Higgins notes this rise in ESG regulation has led to ‘greenhushing’, whereby fund managers remove or drastically reduce available information on how responsible their investments are to avoid any greenwash allegations.
Since ASIC’s first civil litigation against a major investment manager in February 2023, Higgins has noted an observable increase in greenhushing locally, but also adds it will not work as a tactic for two main reasons.
“Firstly, the financial world is undergoing one of the biggest changes in reporting standards in over 50 years. Love them or loathe them, most jurisdictions globally are preparing to localise standards mandated by the International Sustainability Standards Board,” he says.
“In Australia, climate-related financial reports are set to be mandated for much of the real and financial economy and Parliament has legislated the ambition to reach net zero by 2050. This mirrors actions from many major global trading partners.
“Clearly, going dark on disclosures is not an option.
“This was echoed in a recent speech by ASIC Chair Joe Longo, who stated that ‘greenhushing is in our view just another form of greenwashing, and risks misleading by omission. Silence from firms and failing to engage isn’t the answer’.
“Secondly, if you sell a fund on the basis of its sustainability attributes and then withdraw the claims or remove evidence supporting them, you’re denying your clients the full picture,” Higgins adds.
“Clients may rely on certain claims at the time of purchase, and removing that information should raise legitimate concerns. Adopting a code of silence does a disservice to the end investor.

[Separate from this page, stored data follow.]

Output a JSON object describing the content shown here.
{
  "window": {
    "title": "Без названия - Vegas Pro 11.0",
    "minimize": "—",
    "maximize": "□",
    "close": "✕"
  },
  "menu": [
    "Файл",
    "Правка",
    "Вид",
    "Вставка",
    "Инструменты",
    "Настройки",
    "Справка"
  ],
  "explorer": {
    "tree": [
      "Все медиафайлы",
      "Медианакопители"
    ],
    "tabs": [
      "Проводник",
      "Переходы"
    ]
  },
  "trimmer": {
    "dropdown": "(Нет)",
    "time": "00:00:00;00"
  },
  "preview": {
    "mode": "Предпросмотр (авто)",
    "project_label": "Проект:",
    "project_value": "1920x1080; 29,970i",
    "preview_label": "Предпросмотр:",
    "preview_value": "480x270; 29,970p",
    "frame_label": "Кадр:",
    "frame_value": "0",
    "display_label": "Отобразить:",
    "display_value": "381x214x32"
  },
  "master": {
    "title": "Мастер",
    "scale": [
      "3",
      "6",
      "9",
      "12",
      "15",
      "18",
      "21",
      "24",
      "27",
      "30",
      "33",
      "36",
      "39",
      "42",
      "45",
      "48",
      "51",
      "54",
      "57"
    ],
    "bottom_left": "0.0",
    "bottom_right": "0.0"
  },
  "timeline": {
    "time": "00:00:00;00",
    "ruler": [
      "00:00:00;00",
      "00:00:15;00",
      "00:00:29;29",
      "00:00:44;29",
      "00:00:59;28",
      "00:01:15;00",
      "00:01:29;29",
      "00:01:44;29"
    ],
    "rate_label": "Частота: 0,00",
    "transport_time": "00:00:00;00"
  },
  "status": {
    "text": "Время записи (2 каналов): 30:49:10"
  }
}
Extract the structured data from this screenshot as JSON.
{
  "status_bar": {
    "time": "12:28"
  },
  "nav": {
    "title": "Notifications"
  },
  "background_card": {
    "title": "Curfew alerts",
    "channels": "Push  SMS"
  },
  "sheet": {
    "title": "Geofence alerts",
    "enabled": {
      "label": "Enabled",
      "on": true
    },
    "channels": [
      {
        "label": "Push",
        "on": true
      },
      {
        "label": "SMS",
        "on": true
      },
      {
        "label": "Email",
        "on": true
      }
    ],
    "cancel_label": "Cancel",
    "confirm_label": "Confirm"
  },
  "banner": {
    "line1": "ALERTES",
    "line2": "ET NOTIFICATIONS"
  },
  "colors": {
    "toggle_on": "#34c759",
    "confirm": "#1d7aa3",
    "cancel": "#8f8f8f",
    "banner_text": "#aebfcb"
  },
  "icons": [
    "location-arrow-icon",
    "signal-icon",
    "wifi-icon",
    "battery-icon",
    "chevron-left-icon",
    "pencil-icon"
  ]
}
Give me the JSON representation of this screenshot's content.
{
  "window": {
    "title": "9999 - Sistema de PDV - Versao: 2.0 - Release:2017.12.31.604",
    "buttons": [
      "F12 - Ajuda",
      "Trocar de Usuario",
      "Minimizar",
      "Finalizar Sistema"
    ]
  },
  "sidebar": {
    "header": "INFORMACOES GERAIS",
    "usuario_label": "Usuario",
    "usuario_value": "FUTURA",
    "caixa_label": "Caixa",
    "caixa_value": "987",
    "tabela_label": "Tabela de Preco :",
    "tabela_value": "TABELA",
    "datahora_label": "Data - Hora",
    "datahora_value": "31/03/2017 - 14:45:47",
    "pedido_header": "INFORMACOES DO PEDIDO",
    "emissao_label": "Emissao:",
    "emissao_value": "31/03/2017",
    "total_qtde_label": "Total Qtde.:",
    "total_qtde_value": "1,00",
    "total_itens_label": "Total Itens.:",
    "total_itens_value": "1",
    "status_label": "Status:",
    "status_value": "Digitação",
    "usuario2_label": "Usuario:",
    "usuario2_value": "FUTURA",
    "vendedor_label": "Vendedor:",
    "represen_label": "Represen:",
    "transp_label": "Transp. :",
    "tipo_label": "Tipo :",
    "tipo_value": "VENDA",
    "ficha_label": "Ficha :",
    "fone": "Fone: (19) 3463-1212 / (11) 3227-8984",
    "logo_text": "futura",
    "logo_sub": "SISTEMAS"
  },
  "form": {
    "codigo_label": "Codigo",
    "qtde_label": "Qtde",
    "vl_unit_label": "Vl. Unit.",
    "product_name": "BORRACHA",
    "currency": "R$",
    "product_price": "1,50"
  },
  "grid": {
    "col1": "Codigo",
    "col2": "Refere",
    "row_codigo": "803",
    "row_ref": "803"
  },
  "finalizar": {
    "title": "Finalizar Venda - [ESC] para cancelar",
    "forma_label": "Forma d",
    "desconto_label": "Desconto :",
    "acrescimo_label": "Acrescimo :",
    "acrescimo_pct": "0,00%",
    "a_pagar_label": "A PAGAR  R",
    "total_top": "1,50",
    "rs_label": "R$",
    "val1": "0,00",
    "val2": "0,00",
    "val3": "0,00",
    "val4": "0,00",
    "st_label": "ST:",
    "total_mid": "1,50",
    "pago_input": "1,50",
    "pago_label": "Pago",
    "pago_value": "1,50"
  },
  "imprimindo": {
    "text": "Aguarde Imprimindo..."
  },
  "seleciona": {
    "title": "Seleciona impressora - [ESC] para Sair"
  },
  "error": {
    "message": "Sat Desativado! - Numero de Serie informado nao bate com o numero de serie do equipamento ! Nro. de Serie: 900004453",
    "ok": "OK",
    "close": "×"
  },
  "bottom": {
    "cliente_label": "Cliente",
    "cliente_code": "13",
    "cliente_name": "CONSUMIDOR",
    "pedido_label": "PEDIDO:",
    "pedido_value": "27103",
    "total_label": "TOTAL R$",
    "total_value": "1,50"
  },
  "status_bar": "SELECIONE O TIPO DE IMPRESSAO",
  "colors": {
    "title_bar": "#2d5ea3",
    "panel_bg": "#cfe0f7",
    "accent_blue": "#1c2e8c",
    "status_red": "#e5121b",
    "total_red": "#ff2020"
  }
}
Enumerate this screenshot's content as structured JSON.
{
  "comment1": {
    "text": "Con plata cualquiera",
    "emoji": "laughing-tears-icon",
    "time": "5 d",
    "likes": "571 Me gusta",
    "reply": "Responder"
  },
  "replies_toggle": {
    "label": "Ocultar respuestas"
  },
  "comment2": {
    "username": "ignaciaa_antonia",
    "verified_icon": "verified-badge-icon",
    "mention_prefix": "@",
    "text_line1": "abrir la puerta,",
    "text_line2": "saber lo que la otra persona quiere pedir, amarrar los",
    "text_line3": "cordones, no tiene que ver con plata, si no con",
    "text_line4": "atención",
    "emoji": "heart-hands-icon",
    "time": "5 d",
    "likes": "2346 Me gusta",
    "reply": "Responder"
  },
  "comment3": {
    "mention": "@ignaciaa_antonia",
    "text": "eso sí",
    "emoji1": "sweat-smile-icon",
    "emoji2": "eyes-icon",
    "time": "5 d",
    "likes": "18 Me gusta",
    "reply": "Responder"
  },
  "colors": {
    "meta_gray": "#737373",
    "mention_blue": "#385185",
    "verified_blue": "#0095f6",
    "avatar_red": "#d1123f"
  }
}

Higgins says it may result in clients choosing to avoid, abandon or retaliate against a product in protest.
While there may be no perfect solution yet disclosing ESG credentials, Higgins says the accuracy and transparency of communications from fund managers to their clients and to the regulators is critical. This includes marketing communications.
“Firms need to ensure the right response is made, and respond with knee-jerk reactions that are unlikely to solve the problem,” Higgins says.
“Financial products are complex by nature but when you add ESG or sustainability factors into a fund’s design, the complexity and subjectivity increase. This creates problems when dealing with clients who have varying levels of financial sophistication.
“While there is a fine line between being accurate enough to be correct and being succinct enough to be understandable, the message is clear. Managers and promoters of any products featuring environmental or sustainability claims need to be prepared to defend their claims.”